— Мне – хоть квадратная земля.
Что будет, если земля изменит форму?
Ничего для меня не случится.
— Но это же астрономия.
— Тебя волнует астрономия, а ты печешь хлеб философам?
— Меня продали в рабство.
Я вынужден работать на кухне, а не считать звезды.
— Каждый должен делать то, что хочет.
— Мы – рабы, мы обязаны делать то, что приказывают хозяева, а не то, что мы хотим.
— Самообман.
— Ты и эти слова знаешь, Елисафета?
— Я знаю много чего другого, и скажу тебе честно, что самое главное для человека это – то, что его касается.
Меня не волнуют звезды на небе.
Пусть звезды либо огромные шары или золотые гвоздики, которые вбиты в небесный твердый свод.
Не интересует форма земли и тайна математики.
Меня интересует и волнует только я.
— Эгоизм, эгоцентризм, – Сириус выложил на длинный стол овощи и фрукты.
— Что же вы со своим эгоцентризмом и эгоизмом моим пялитесь на мою наготу? – Елисафета засмеялась. – Если именно человек волнует вас, а не звезды, то не смотрите на меня.
— Мы на тебя не смотрим, это наши инстинкты на тебя смотрят, – Уайт засопел, как обиженный ребенок.
— О, да вы еще и философы, – Елисафета развеселилась. – Свалили свои грехи на инстинкты.
Инстинкты не ответят, потому что у них нет языка.
Очень удобно отговариваться инстинктами.
Тогда вам – к Патроклу и его ученикам.
— Пробовали, не пустили нас, рабов, – Сириус с ожесточением разрубил тугую тыкву.
— Значит, для вас важнее кухня, чем диспуты – круглая земля или плоская, — Елисафета болтала ножкой.
— Как имя вашей третьей подруги? – Сириус отложил нарубленную тыкву к блюдам.
— Она кажется странной и все время молчит, – Уайт сортировал овощи и фрукты.
— Ты тоже заметил, что Мальва все время молчит? – Добронрава подбежала и помогала Сириусу и Уайту с приготовлением позднего ужина.

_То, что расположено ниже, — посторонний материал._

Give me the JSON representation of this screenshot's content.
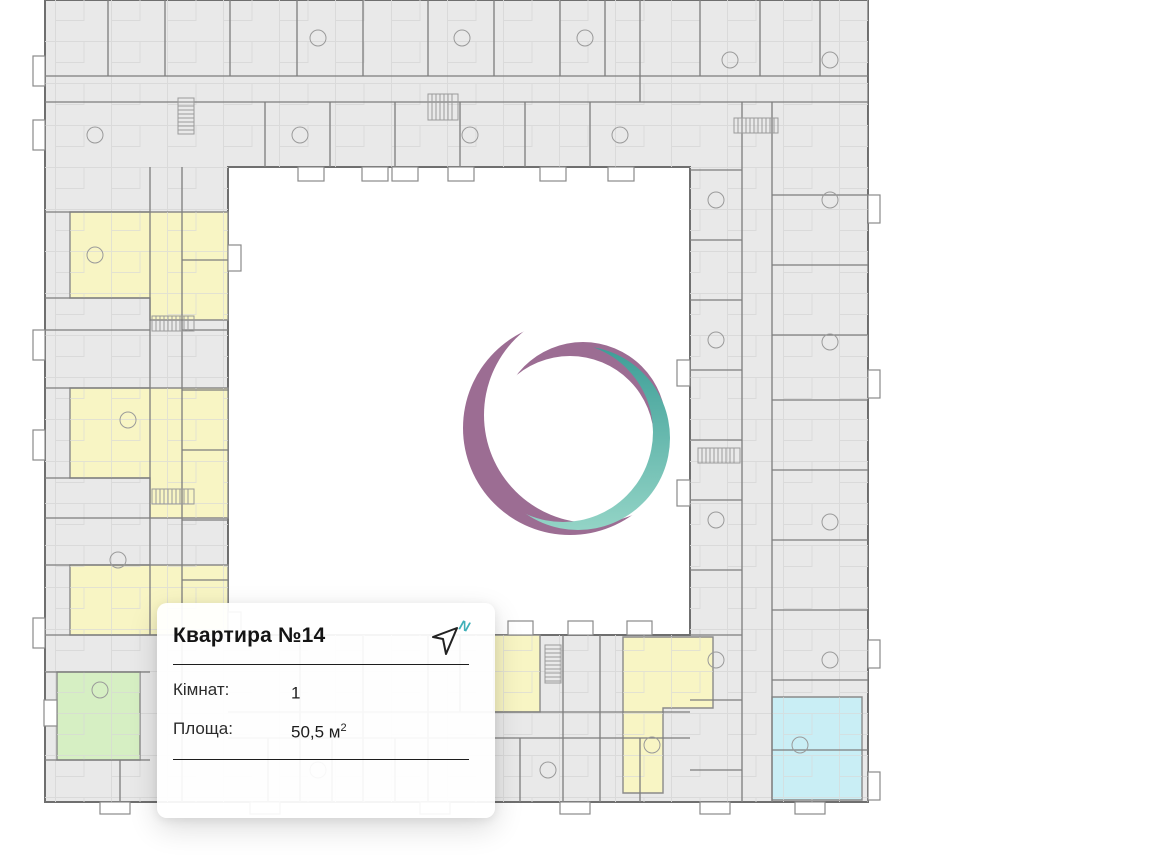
{
  "card": {
    "title": "Квартира №14",
    "fields": [
      {
        "label": "Кімнат:",
        "value": "1",
        "sup": ""
      },
      {
        "label": "Площа:",
        "value": "50,5 м",
        "sup": "2"
      }
    ]
  },
  "north_icon": {
    "letter": "N"
  },
  "colors": {
    "accent_teal": "#3fb0b8",
    "logo_purple": "#9c6d93",
    "logo_teal_start": "#3d9e97",
    "logo_teal_end": "#93d4c6",
    "plan_fill": "#e9e9e9",
    "plan_wall": "#6f6f6f",
    "highlight_yellow": "#f8f5c4",
    "highlight_green": "#d6efc3",
    "highlight_cyan": "#c9eef5"
  }
}
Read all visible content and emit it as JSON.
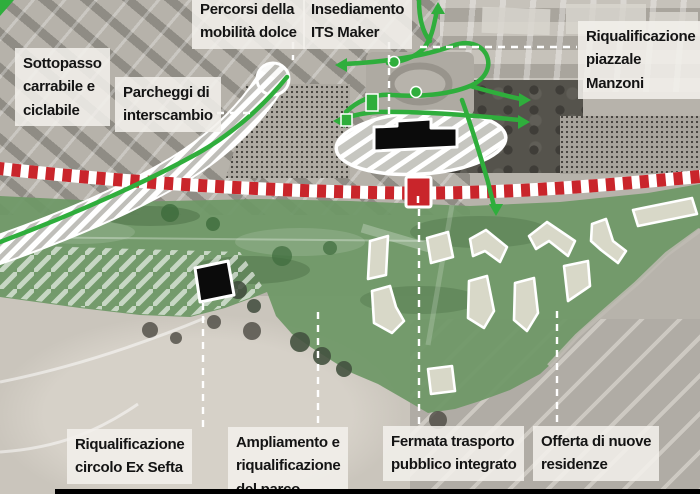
{
  "labels": {
    "percorsi": "Percorsi della\nmobilità dolce",
    "insediamento": "Insediamento\nITS Maker",
    "manzoni": "Riqualificazione\npiazzale Manzoni",
    "sottopasso": "Sottopasso\ncarrabile e\nciclabile",
    "parcheggi": "Parcheggi di\ninterscambio",
    "exsefta": "Riqualificazione\ncircolo Ex Sefta",
    "ampliamento": "Ampliamento e\nriqualificazione\ndel parco",
    "fermata": "Fermata trasporto\npubblico integrato",
    "offerta": "Offerta di nuove\nresidenze"
  },
  "map_symbols": {
    "railway_line": "red-white-striped-railway",
    "station_stop_marker": "red-square-marker",
    "station_building": "black-building-footprint",
    "ex_sefta_building": "black-building-footprint",
    "cycle_route": "green-route-with-arrows",
    "underpass_road": "white-hatched-road-band",
    "station_area": "hatched-ellipse",
    "park_area": "green-overlay",
    "new_residences": "white-outlined-building-footprints",
    "leader_line": "white-dashed-line"
  },
  "colors": {
    "railway_red": "#c9252b",
    "marker_red": "#c9252b",
    "route_green": "#2fae3c",
    "park_green": "#6e9866",
    "building_fill": "#d8d8c8",
    "label_bg": "#f2f0ec",
    "label_text": "#141414",
    "bottom_bar": "#000000"
  }
}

— Трудно не заметить то, что на глазах, – Сириус от тыквы перешел к персикам.
— Извините, что я посмела вмешиваться, – Елисафета поднялась со скамеечки. – Вечер, холодает, а на мне нет одежды.
Сомневаюсь, что Патрокл задумается о том, как бы одеть недостойную девушку.
Его мысли намного дальше, чем я.
Вы тоже не проявляете рвения, чтобы найти для меня подходящее платье.
— Подожди, у нас найдется и для тебя одежда, – Сириус вытер руки о край накидки и протяжно вздохнул. – Но я бы предпочел, чтобы ты оставалась обнаженная, Елисафета.
— Хвалю за честный ответ, Сириус, – Елисафета с трудом сдерживала улыбку. – Философ должен был бы ответить длинно, запутанно и пусто.
А ты признался честно.
Но твое признание не согреет меня так, как согреет одежда ночью.
— А что тебя согреет, Елисафета? – усы Сириуса поднялись. – Придумал – я согрею.
— Но мужчинам нельзя спать с девушками, – Добронрава округлила глаза.
Сириус и Уайт посмотрели на Добронраву и заржали радостно.
— Но если надо помочь, – Добронрава покраснела до корней русых волос.
— Да, Добронрава, помоги нам, – Сириус показал неровные зубы.
— Помогу, а как? – Добронрава пылала. – Все должны помогать друг другу.
— Хватит, – Елисафета сказала, как отрезала. – Я не отдам Добронраву помогать вам утолять свои адские мужские инстинкты.
Вы, как волки.
Видите, что девушка в своей наивной простоте — помогать всем и творить добро – готова на все.
Жалко, когда мужчина пытается найти слабину в девушке.
— Как же иначе? – Уайт кромсал персики на мелкие кусочки.
— Мужчина должен быть сильным духом и телом, чтобы овладеть девушкой.
— А, если нет ни сильного духа, ни сильного красивого изящного тела у мужчины? – Уайт ссыпал крошеные персики в кувшин.
— Тогда, тогда, я не знаю и знать не хочу, — Елисафета махнула рукой. – Надоели вы мне со своей болтовней, Сириус и Уайт.